As we stepped into the Lecce Duomo it felt like entering a golden-hued treasure chest, a striking contrast to the quiet, airy space of the Piazza del Duomo outside. The interior, designed in a classic Latin cross layout, is breathtakingly illuminated by soft light, highlighting the intricate Lecce stone that dominates the walls. My eyes were immediately drawn upward to the magnificent 17th-century gilded wooden ceiling, while around me, 12 richly decorated Baroque altars—adorned with masterpieces from local artists—seemed to glow with an ethereal beauty.


Next, we descended into the hidden world beneath the Lecce Duomo. Its crypt is a awe-inspiring, quiet space, supported by a dense forest of slender columns and filled with an almost spiritual serenity.

It was the perfect, cool pause before continuing our exploration of the city's baroque wonders.

With our food tour in Lecce fast approaching—more on that delicious experience in a moment—we wandered toward the heart of the historic center, where we stumbled upon the remarkable Roman Amphitheatre in Piazza Sant'Oronzo.

Uncovered by chance in 1901 during bank construction, this impressive, sunken excavation can be admired perfectly from street level, though for a small fee, you can venture inside for a closer look. The area is a living history lesson, with another major excavation nearby that will be fascinating to follow.

As the sun began to set at 6 PM, we gathered outside Porta San Biagio (one of Lecce's three historic city gates) to join a small group for the 'Lecce Sightseeing and Street Food Tasting Tour', hosted by the knowledgeable Antonella. This exceptional tour was a perfect blend of history, Baroque architecture, and culinary discovery, during which Antonella shared her deep passion for local culture.

She shared some fascinating insights with us, starting with the fact that these original walls were once covered in bright, painted plaster. If you look closely, you can still see the chisel marks left by masons who roughened the stone to make the plaster stick.

Sadly, this plaster absorbed moisture over the centuries, causing it to swell, blister, and crumble away—a process that is as dangerous as it is costly to repair.

Weathering causes sandstone to erode, requiring repairs to more exposed areas. These repairs are easily distinguished from the original, weathered stone.

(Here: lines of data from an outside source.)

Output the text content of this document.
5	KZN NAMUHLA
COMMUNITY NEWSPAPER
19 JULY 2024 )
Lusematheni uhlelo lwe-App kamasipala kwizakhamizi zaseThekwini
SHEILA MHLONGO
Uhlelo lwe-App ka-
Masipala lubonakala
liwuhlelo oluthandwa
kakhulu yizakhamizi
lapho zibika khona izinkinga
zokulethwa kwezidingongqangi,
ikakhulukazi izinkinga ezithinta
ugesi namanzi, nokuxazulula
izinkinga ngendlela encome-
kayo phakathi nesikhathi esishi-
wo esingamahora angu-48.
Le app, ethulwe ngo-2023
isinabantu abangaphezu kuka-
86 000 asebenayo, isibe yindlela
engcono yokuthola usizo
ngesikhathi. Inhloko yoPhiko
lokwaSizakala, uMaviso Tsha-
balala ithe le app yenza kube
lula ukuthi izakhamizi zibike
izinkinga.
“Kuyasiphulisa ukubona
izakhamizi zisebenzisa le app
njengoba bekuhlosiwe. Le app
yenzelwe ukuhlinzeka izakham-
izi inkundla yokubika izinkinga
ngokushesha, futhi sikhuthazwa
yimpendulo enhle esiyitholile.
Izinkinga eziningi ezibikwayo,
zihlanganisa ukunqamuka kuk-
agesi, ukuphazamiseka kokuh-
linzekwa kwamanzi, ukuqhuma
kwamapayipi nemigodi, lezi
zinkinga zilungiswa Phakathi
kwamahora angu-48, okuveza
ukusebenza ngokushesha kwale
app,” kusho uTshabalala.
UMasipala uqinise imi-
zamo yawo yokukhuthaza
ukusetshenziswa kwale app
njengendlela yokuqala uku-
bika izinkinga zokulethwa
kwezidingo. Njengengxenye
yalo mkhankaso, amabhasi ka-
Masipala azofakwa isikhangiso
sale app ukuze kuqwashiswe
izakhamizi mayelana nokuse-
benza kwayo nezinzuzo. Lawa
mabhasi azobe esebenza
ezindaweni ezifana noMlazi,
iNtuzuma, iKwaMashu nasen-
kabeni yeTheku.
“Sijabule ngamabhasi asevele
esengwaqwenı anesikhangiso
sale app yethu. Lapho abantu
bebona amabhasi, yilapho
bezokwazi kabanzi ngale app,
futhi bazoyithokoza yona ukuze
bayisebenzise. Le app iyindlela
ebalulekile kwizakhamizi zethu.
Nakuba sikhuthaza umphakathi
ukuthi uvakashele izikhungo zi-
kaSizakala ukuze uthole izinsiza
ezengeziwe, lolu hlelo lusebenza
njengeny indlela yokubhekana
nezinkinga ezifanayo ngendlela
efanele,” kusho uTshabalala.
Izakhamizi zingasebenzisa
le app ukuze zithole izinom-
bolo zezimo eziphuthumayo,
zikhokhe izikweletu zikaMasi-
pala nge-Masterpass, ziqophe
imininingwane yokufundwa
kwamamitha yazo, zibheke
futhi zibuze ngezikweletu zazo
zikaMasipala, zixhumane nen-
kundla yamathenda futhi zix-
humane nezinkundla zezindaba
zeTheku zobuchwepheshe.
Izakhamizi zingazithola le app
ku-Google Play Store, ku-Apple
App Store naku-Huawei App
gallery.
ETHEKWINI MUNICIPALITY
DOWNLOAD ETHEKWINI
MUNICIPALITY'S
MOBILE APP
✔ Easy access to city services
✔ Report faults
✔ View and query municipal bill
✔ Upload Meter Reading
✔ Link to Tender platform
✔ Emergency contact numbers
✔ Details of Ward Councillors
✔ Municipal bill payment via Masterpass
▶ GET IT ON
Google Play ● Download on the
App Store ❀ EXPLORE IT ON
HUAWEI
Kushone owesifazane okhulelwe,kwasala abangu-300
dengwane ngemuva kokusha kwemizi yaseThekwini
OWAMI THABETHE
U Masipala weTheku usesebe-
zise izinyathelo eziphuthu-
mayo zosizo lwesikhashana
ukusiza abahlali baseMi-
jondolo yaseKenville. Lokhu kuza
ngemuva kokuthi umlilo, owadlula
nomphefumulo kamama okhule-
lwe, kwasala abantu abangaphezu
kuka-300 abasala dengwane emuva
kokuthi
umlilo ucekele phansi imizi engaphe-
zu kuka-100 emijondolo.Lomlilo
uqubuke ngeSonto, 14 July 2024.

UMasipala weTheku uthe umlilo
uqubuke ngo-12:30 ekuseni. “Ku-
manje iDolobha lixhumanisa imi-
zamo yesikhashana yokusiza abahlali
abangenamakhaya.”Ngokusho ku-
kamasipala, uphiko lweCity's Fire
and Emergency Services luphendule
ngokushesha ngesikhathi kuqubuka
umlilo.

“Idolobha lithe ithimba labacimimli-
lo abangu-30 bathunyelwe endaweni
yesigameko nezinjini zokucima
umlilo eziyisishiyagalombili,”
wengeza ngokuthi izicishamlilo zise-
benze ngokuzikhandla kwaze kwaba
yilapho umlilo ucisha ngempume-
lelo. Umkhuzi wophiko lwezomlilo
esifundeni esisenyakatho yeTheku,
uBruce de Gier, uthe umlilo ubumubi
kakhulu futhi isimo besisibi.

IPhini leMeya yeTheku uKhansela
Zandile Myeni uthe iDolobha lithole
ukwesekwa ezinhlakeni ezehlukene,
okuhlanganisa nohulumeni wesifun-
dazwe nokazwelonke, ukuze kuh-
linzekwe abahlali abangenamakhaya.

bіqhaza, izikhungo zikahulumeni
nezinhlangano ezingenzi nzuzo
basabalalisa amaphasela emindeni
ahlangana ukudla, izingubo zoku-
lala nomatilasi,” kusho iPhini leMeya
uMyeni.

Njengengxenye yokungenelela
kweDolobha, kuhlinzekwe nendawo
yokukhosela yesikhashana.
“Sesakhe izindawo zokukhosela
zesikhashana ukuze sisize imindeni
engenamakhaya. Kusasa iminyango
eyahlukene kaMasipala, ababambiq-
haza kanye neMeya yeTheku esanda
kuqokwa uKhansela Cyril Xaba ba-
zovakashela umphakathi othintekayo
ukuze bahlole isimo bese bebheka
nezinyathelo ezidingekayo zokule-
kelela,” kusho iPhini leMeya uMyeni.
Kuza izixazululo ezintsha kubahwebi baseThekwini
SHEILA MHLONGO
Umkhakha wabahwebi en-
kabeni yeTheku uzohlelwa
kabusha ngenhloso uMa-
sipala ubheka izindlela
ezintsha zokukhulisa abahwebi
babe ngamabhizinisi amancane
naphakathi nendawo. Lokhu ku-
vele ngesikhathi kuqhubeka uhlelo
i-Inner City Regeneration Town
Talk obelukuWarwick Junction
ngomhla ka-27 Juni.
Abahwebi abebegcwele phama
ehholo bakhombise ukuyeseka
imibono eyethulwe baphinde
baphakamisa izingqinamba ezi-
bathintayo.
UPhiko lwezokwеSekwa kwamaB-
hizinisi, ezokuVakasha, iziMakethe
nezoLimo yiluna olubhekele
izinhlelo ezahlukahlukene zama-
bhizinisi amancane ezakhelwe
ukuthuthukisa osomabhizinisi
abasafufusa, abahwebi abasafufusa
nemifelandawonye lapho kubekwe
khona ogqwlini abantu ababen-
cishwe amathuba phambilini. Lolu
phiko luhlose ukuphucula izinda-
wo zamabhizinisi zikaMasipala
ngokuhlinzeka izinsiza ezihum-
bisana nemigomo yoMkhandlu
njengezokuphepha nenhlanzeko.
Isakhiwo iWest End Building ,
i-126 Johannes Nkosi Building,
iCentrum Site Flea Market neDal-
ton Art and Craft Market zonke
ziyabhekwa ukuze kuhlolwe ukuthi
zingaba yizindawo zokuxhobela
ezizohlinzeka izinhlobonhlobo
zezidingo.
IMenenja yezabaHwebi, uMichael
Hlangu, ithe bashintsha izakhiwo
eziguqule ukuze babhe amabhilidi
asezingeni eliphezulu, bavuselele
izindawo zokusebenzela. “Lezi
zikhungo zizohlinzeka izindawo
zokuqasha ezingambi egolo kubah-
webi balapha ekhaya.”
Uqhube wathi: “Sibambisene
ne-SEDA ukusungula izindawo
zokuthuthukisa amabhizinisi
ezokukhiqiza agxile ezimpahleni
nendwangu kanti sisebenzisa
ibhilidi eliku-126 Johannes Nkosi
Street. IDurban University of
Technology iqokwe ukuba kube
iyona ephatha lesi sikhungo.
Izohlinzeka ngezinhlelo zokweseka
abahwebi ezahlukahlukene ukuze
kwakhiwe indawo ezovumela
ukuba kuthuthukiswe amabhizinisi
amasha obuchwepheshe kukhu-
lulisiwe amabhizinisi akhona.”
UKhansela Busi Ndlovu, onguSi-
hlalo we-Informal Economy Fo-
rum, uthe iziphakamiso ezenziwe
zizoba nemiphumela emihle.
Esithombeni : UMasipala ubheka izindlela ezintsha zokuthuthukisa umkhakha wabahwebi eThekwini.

Another interesting detail she pointed out was the 'upside-down wreath' held by a cherub. It’s actually a loaf of bread, symbolizing a miracle where an old woman, having prayed with an empty stove, was visited by an old man knocking at her door—some say Jesus himself—who told her to check her oven, where she found the bread. Today, locals celebrate with a wreath-shaped loaf of bread featuring a cooked egg in the center.

We wandered through charming streets, stopping at artisan vendors to sample a variety of savory and sweet delights, paired with a lovely local wine.

Capping off an incredible evening with authentic artisan gelato, we couldn’t have asked for a better introduction to Puglia's flavors—buon mangiare indeed!.